阮长安跟着梁勤去了大理寺,同在大理寺的阮槐书和洛司寒为了避嫌,并未一同前往。
而且,人都扎堆在大理寺,反倒让梁勤束手束脚,阮长安既然已经摆脱了嫌疑,此去不过是为了走个过场,不可能会对他用刑,而且大理寺说到底还是洛司寒的地盘,所以倒也不必如何担心阮长安。
只是,这案子着实叫人头疼。
刚落座,阮槐书便忍不住开口道:“王爷,对此事可有何见解?”
洛司寒微微摇头:“且再等等。”
不多时,一袭夜行衣的墨毅翻墙回来。
“王爷,出事后,姚征的院子都被人围了起来,所有经手过的下人也都被关押,唯有刘明不知所踪,就在刚刚,刘明的尸体在护城河外被人发现。”

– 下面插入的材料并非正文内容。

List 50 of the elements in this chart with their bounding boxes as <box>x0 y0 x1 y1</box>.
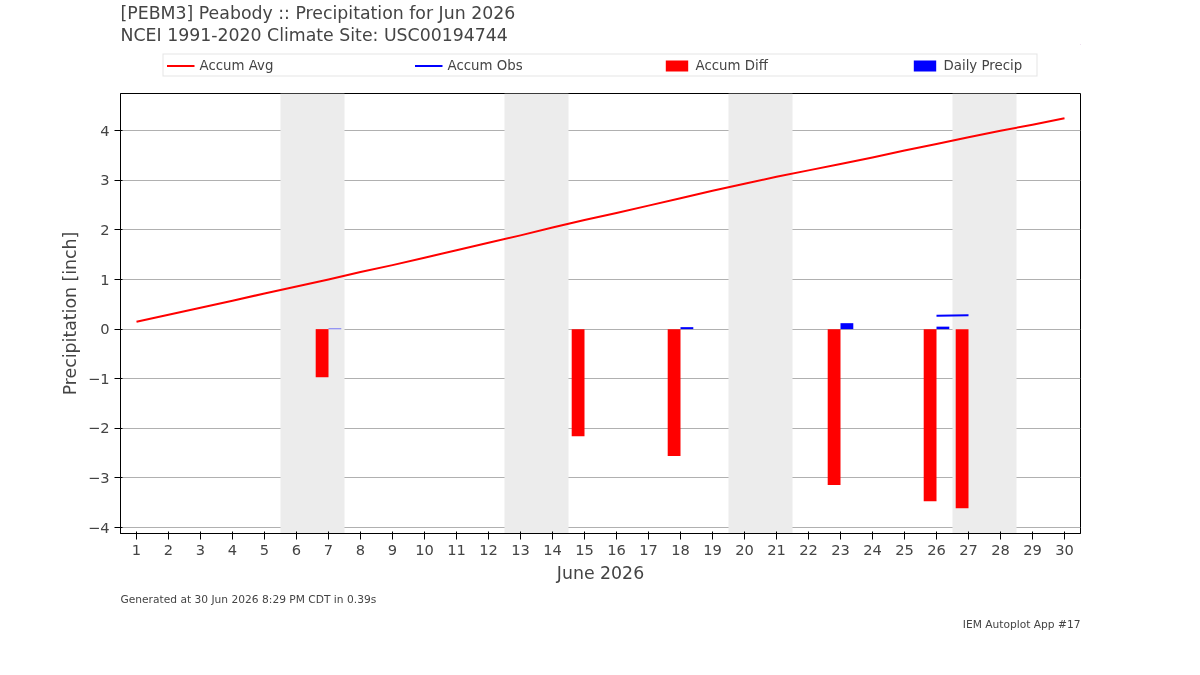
chart-subtitle: NCEI 1991-2020 Climate Site: USC00194744 <box>120 24 508 45</box>
x-tick-label: 5 <box>259 540 270 558</box>
y-tick-label: −3 <box>87 468 110 486</box>
line-series <box>135 117 1066 323</box>
y-tick-label: 2 <box>100 220 110 238</box>
text: Generated at 30 Jun 2026 8:29 PM CDT in 0.39s <box>120 592 377 606</box>
x-tick-label: 27 <box>959 540 978 558</box>
y-tick-label: −4 <box>87 518 110 536</box>
x-tick-label: 1 <box>131 540 142 558</box>
y-axis-title: Precipitation [inch] <box>59 231 80 396</box>
x-tick-label: 26 <box>927 540 946 558</box>
x-tick-label: 2 <box>163 540 174 558</box>
x-tick-label: 15 <box>575 540 594 558</box>
x-tick-label: 13 <box>511 540 530 558</box>
x-tick-label: 24 <box>863 540 882 558</box>
x-tick-label: 28 <box>991 540 1010 558</box>
x-tick-label: 9 <box>387 540 398 558</box>
legend-label: Accum Avg <box>199 57 275 73</box>
chart-title: [PEBM3] Peabody :: Precipitation for Jun 2026 <box>120 2 516 23</box>
x-tick-label: 8 <box>355 540 366 558</box>
y-tick-label: −1 <box>87 369 110 387</box>
x-tick-label: 6 <box>291 540 302 558</box>
x-axis-title: June 2026 <box>555 562 645 583</box>
x-tick-label: 22 <box>799 540 818 558</box>
x-tick-label: 7 <box>323 540 334 558</box>
x-tick-label: 30 <box>1055 540 1074 558</box>
y-tick-label: 4 <box>100 121 110 139</box>
text: IEM Autoplot App #17 <box>962 617 1081 631</box>
legend-label: Accum Diff <box>695 57 770 73</box>
x-tick-label: 18 <box>671 540 690 558</box>
x-tick-label: 11 <box>447 540 466 558</box>
x-tick-label: 16 <box>607 540 626 558</box>
x-tick-label: 19 <box>703 540 722 558</box>
y-tick-label: −2 <box>87 419 110 437</box>
legend-label: Daily Precip <box>943 57 1024 73</box>
x-tick-label: 21 <box>767 540 786 558</box>
x-tick-label: 14 <box>543 540 562 558</box>
x-tick-label: 29 <box>1023 540 1042 558</box>
x-tick-label: 4 <box>227 540 238 558</box>
x-tick-label: 23 <box>831 540 850 558</box>
y-tick-label: 1 <box>100 270 110 288</box>
legend-label: Accum Obs <box>447 57 524 73</box>
y-tick-label: 3 <box>100 171 110 189</box>
x-tick-label: 20 <box>735 540 754 558</box>
x-tick-label: 25 <box>895 540 914 558</box>
y-tick-label: 0 <box>100 320 110 338</box>
x-tick-label: 10 <box>415 540 434 558</box>
x-tick-label: 17 <box>639 540 658 558</box>
x-tick-label: 12 <box>479 540 498 558</box>
x-tick-label: 3 <box>195 540 206 558</box>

“属下也去查询了一下姚征最近的行踪,发现他除开跟在谢四姑娘身后追着跑之外,并无什么特别的地方,只是在今天下午的时候,他曾吩咐过下人备马,准备出城一趟,可具体去哪里,他当时并未提及,后来还没等他出门,就听到了谢四姑娘出事的消息。”
后面的话,自不必说,姚征得了消息第一时间就赶过去找了阮长安的麻烦,两人扭打在了一起,然后各回各家,又过了三个时辰,姚谦回府,姚征才咽了气。
墨毅又道:“可自从姚征被抬回府上之后,身边就围满了伺候的丫鬟小厮,一刻也没离开过人。”

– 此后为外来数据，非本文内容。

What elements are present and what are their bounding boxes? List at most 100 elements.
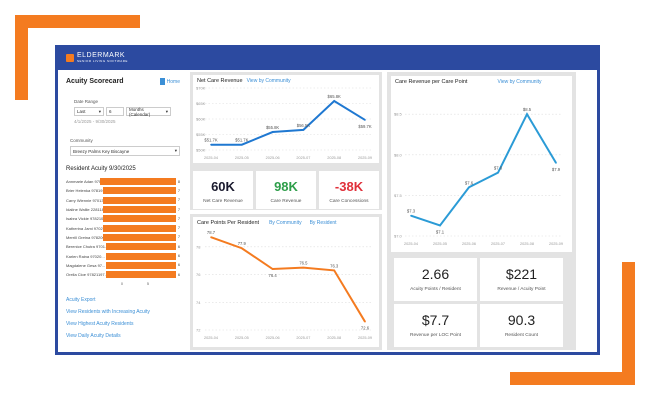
eldermark-logo-icon <box>66 53 74 62</box>
resident-name: Orella Cloe 97821197... <box>66 272 107 278</box>
acuity-value: 6 <box>178 254 180 259</box>
y-tick-label: $70K <box>196 86 206 91</box>
acuity-value: 6 <box>178 272 180 277</box>
revenue-per-point-card: Care Revenue per Care Point View by Commu… <box>391 76 572 252</box>
axis-tick: 5 <box>147 282 149 287</box>
data-label: 72.6 <box>361 326 370 331</box>
data-point <box>210 236 212 238</box>
acuity-bar <box>102 233 177 241</box>
metric-tile: 90.3 Resident Count <box>480 304 563 347</box>
by-resident-link[interactable]: By Resident <box>309 220 337 226</box>
range-mode-select[interactable]: Last ▾ <box>74 107 104 116</box>
x-tick-label: 2025-09 <box>358 336 372 340</box>
daily-acuity-link[interactable]: View Daily Acuity Details <box>66 333 121 340</box>
x-tick-label: 2025-06 <box>462 242 476 246</box>
kpi-card: 98K Care Revenue <box>256 171 316 209</box>
increasing-acuity-link[interactable]: View Residents with Increasing Acuity <box>66 309 150 316</box>
range-count-input[interactable]: 6 <box>106 107 124 116</box>
acuity-bar <box>102 224 177 232</box>
view-by-community-link[interactable]: View by Community <box>497 79 542 85</box>
series-line <box>211 99 366 146</box>
highest-acuity-link[interactable]: View Highest Acuity Residents <box>66 321 134 328</box>
x-tick-label: 2025-05 <box>235 156 249 160</box>
data-label: 77.9 <box>238 241 247 246</box>
resident-name: Idaline Wallie 228118... <box>66 207 103 213</box>
y-tick-label: $8.5 <box>394 112 403 117</box>
net-care-revenue-chart: $50K $55K $60K $65K $70K 2025-04 2025-05 2025-0… <box>196 86 372 161</box>
acuity-export-link[interactable]: Acuity Export <box>66 297 96 304</box>
metric-label: Revenue per LOC Point <box>410 333 461 338</box>
data-label: $7.1 <box>436 229 445 234</box>
data-point <box>210 143 212 146</box>
data-label: $59.7K <box>358 124 371 129</box>
view-by-community-link[interactable]: View by Community <box>246 78 291 84</box>
acuity-bar <box>99 178 177 186</box>
chevron-down-icon: ▾ <box>98 108 101 114</box>
data-label: $7.6 <box>465 180 474 185</box>
bookmark-icon <box>159 78 165 85</box>
metric-tile: 2.66 Acuity Points / Resident <box>394 258 477 301</box>
resident-row[interactable]: Katherina Jami 9702... 7 <box>66 223 180 232</box>
metric-tile: $7.7 Revenue per LOC Point <box>394 304 477 347</box>
decor-bar <box>15 15 28 100</box>
acuity-bar <box>102 187 177 195</box>
acuity-value: 7 <box>178 226 180 231</box>
acuity-bar <box>106 252 177 260</box>
metric-label: Revenue / Acuity Point <box>497 287 546 292</box>
acuity-bar <box>102 206 177 214</box>
right-panel: Care Revenue per Care Point View by Commu… <box>387 72 576 350</box>
acuity-bar <box>106 243 177 251</box>
data-point <box>271 268 274 270</box>
x-tick-label: 2025-08 <box>520 242 534 246</box>
metric-label: Acuity Points / Resident <box>410 287 461 292</box>
y-tick-label: 78 <box>196 244 201 249</box>
acuity-title: Resident Acuity 9/30/2025 <box>66 166 136 172</box>
community-select[interactable]: Breezy Palms Key Biscayne ▾ <box>70 146 180 156</box>
resident-row[interactable]: Merrill Gretna 978206... 7 <box>66 233 180 242</box>
acuity-value: 8 <box>178 179 180 184</box>
x-tick-label: 2025-07 <box>296 156 310 160</box>
data-point <box>241 247 243 250</box>
range-unit-select[interactable]: Months (Calendar) ▾ <box>126 107 171 117</box>
x-tick-label: 2025-04 <box>204 336 218 340</box>
resident-name: Magdalene Gesa 97... <box>66 262 106 268</box>
resident-row[interactable]: Berenice Chutra 9701... 6 <box>66 242 180 251</box>
net-care-revenue-card: Net Care Revenue View by Community $50K $5… <box>193 75 379 163</box>
date-text: 4/1/2025 - 9/30/2025 <box>74 119 116 124</box>
metric-value: $221 <box>505 266 538 282</box>
app-header: ELDERMARK SENIOR LIVING SOFTWARE <box>58 45 597 70</box>
y-tick-label: $50K <box>196 148 206 153</box>
resident-row[interactable]: Karlen Raina 97020... 6 <box>66 251 180 260</box>
resident-name: Carry Wiennie 97013... <box>66 197 103 203</box>
kpi-value: 60K <box>211 179 235 194</box>
data-point <box>302 266 305 269</box>
x-tick-label: 2025-09 <box>549 242 563 246</box>
chart-title: Care Revenue per Care Point <box>395 79 468 85</box>
resident-row[interactable]: Carry Wiennie 97013... 7 <box>66 196 180 205</box>
resident-row[interactable]: Magdalene Gesa 97... 6 <box>66 261 180 270</box>
acuity-bar-chart: Annmarie Adan 9701... 8 Brier Helenka 9781… <box>66 177 180 279</box>
acuity-value: 7 <box>178 235 180 240</box>
community-label: Community <box>70 138 93 143</box>
kpi-value: 98K <box>274 179 298 194</box>
metric-value: 2.66 <box>421 266 450 282</box>
x-tick-label: 2025-04 <box>204 156 218 160</box>
data-label: 76.4 <box>269 273 278 278</box>
by-community-link[interactable]: By Community <box>269 220 302 226</box>
resident-row[interactable]: Brier Helenka 978191... 7 <box>66 186 180 195</box>
kpi-label: Care Concessions <box>329 199 369 204</box>
acuity-value: 7 <box>178 188 180 193</box>
x-tick-label: 2025-07 <box>491 242 505 246</box>
decor-bar <box>15 15 140 28</box>
x-tick-label: 2025-06 <box>266 156 280 160</box>
decor-bar <box>510 372 635 385</box>
resident-row[interactable]: Idaline Wallie 228118... 7 <box>66 205 180 214</box>
revenue-per-point-chart: $7.0 $7.5 $8.0 $8.5 2025-04 2025-05 2025-06 202… <box>394 107 563 246</box>
resident-row[interactable]: Isabra Vickie 978210... 7 <box>66 214 180 223</box>
resident-row[interactable]: Annmarie Adan 9701... 8 <box>66 177 180 186</box>
chevron-down-icon: ▾ <box>165 108 168 114</box>
decor-bar <box>622 262 635 385</box>
resident-row[interactable]: Orella Cloe 97821197... 6 <box>66 270 180 279</box>
chart-title: Net Care Revenue <box>197 78 243 84</box>
home-link[interactable]: Home <box>159 78 180 85</box>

肝胆震碎活不了多久,姚征身边若一刻都没离人,那就只能是姚征的身边人所为。
而那个人,极有可能是已经被灭口的刘明!
可现在,刘明一死,这线索也就断了。
阮南枝正要追问细节,却见墨毅又从袖子里拿出了一张绢帕。
“王爷,阮姑娘,这是属下悄悄潜入姚征房中,在姚征的枕头夹缝中找到的。”
洛司寒接了过来,就坐在洛司寒身边的阮南枝自然也看得清司。
那绢帕上还带着新鲜的血迹,显然是姚征死前藏起来的。
若不是要紧的东西,他又何必藏得这般隐秘?
洛司寒见阮南枝好奇,抬手就要将那帕子递给她,却又突然想到这帕子上的血污,怕沾染到了阮南枝身上,于是他手腕一转,就将那帕子平铺在了案几上,并问道:“阮姑娘可见过?”
那绢帕用的是极品云锦,绝非普通人可得。
绢帕的一角用金线绣着云纹,仔细看,似乎还有用银线描边的牡丹暗纹,针脚极为精致。
绣功精湛,也绝非寻常绣娘。
阮南枝第一时间想到的是谢四姑娘。
毕竟是姚征心仪的女子,将她的帕子仔细收好,也说得过去,可若是谢四姑娘的东西,又何必藏得这般小心?
京城何人不知姚征追在谢四姑娘后面跑?
而且,谢四姑娘的帕子也不似这般纹路。
因为恰巧今日阮南枝在玉芳斋看到过她用帕子捂着额头的时候,那帕子用的是蜀锦,边角上绣着芙蓉。
京城的世家姑娘,个顶个儿的心高气傲,尤其是像谢四姑娘这种,一般都会在绢帕上统一绣着自己喜欢的花样儿,以此来彰显自己的与众不同。
那一日,谢四姑娘租赁的画舫上,也放着荷灯,就连屏风上都绣着芙蓉。
可见,她是真喜欢芙蓉的,与这帕子上的牡丹暗纹风格完全不搭边。
当时在玉芳斋,隔得比较远,阮南枝只看到绢帕上的芙蓉,倒也没仔细注意上面针脚。
若要判断,再取了谢四姑娘的帕子或者谢府里绣娘的绣品来做个对比就能知晓。
阮南枝说出了心中的疑惑,却见洛司寒眉头微蹙,似有心事。
不过他既没有当面说出,阮南枝也没有细问。
等跟阮家众人招呼过后,阮南枝送洛司寒离开,走至九曲回廊下,屏退了众人之后,阮南枝才开口道:“王爷似乎有话要说。”
廊檐下的灯笼明明灭灭,光影摇曳。
一身清辉的洛司寒垂眸看向阮南枝,迟疑了一瞬,才开口道:“那绢帕,我见过。”